The technology works because some products are in production. This scalable technology allows heterogeneous processes and functions to be included in a single package. The challenges include the 3-D supply chain and business model to help determine who is responsible for integration and yield failures. One issue that needs attention is that the interposers are not testable, because they have to be tested on both sides at once.
Robert Patti from Tezzaron Semiconductor noted that they have over 40 configurations in production today. Their process permits 2-4 layers. The top layer is bonded, then thinned to 12 µ. The TSVs are tungsten and not copper. The interposer TSVs are at a 10 µ pitch compared to a 0.85 µ pitch on the DRAM. The pitch is the biggest issue, so they are experimenting with part of the memory stack as an interposer. The technology may lead to manufacturers not testing at all. The architecture allows improved repair capabilities, so spare functions from other layers are available to replace a bad section.
Rajendra Pendse from STATSChipPAC observed the high reliability of 3-D ICs. Some can be qualified for space-class operations because it eliminates the wire to wire or pad connections. The difficulties include sourcing and via manufacturing where the TSVs are 2-5µm in a 20 to 50µm thick wafer. Wire-free construction in a die-on-die configuration can used burned-in wafers.
The alternative of POP with wire bonds is not as good as wire-free die-on-die using standard dice from a known-good source. The existing applications include pacemakers, FPGA plus DRAM, and battery and silicon capacitors. The biggest problems are in getting good TSVs, managing yield, and improving pick-and-place throughput.
John Osenbach from LSI Company stated that the technology of choice will depend upon the application and the performance-cost tradeoffs. The benefits of 3-D are all well known, so the driver is the total time to market. Tests have shown that multiple dice are faster and lower total power than an SoC. The industry needs tools to analyze the full architecture to get optimal partitioning of all functions and figure out how to slice a 2-D concept into a 3-D structure.
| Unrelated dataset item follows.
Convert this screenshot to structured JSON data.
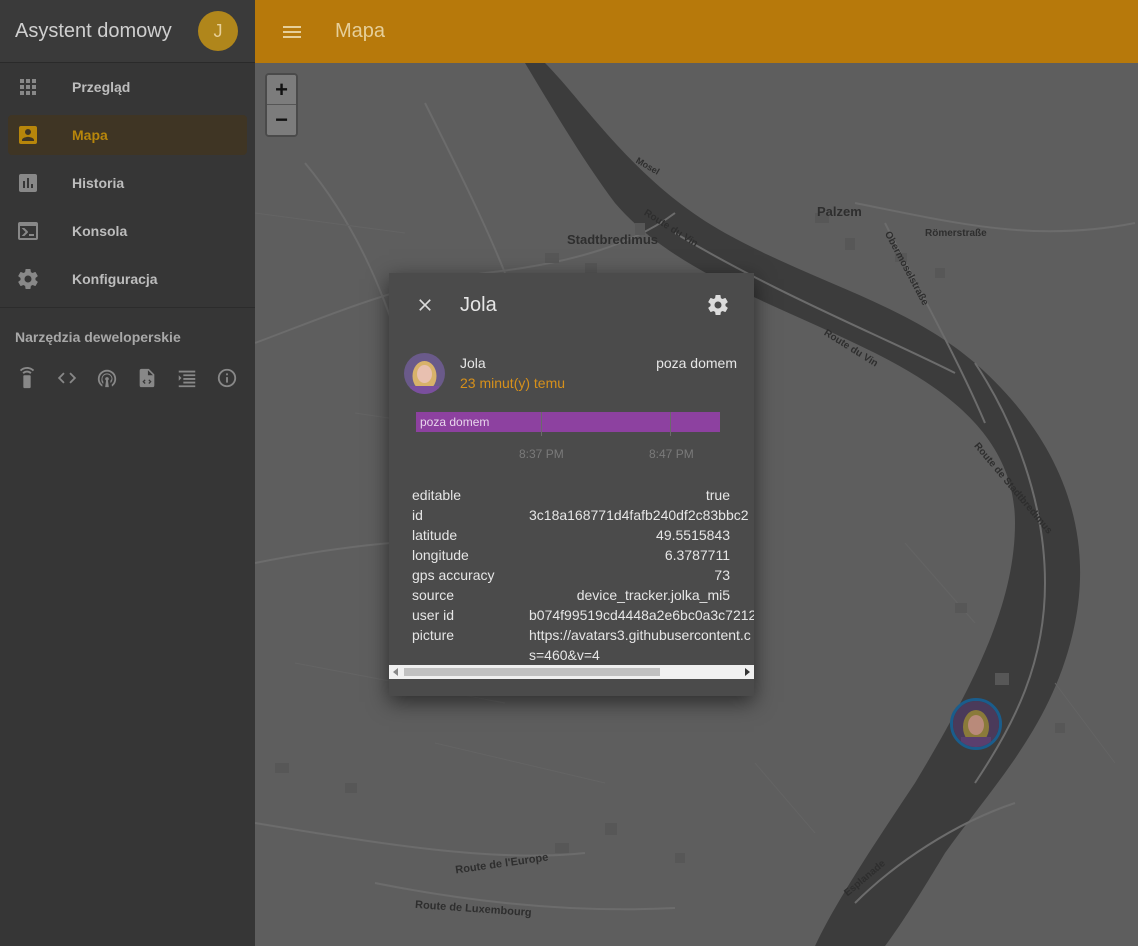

Interconnect density has gone up over time. A BGA gets about 1-10 contacts per mm2, a µbump from 10-100, via last and multi-chip packages approach 1,000 and via first TSVs can get up to 106 connections per mm2. One concern is the increasing current density in the vias and the need for alternative cooling methods for high performance devices. The keys to success are IC and package co-design due to the special design for MCP, MCM, and silicon interposers. Test, modeling, and characterization all need more work to close the gaps in the supply base. Program management is important as is the up front ownership of definitions and agreements.
Christian Val from 3D Plus opined that timing matters. Users need to map their needs versus the existing and near future capabilities. Packaging evolution has gone from die on substrates (standard packaging) to die on wafers, and eventually will go to 3-D. The driving force is I/O density. As you go from die to package to PCB to connectors the I/O density drops. Therefore, users need to tier density changes within layers.
A low density is possible in a laminate substrate using a wafer-level thin film. High density I/O need TSVs to be the intermediate for GPU/CPU plus DRAM type of wafer-level integration. This change is very different from just adding more layers to a stacked die with wire bonding. The stacked packages become stacked die with TSVs. 2.5-D is traditional packaging with increased I/O density
This process needs to change to become 3-D. The transition to 3-D is a major paradigm shift in electrical performance and footprints. It need a good business case to work and will take over 3 years to become more than a niche, low power product.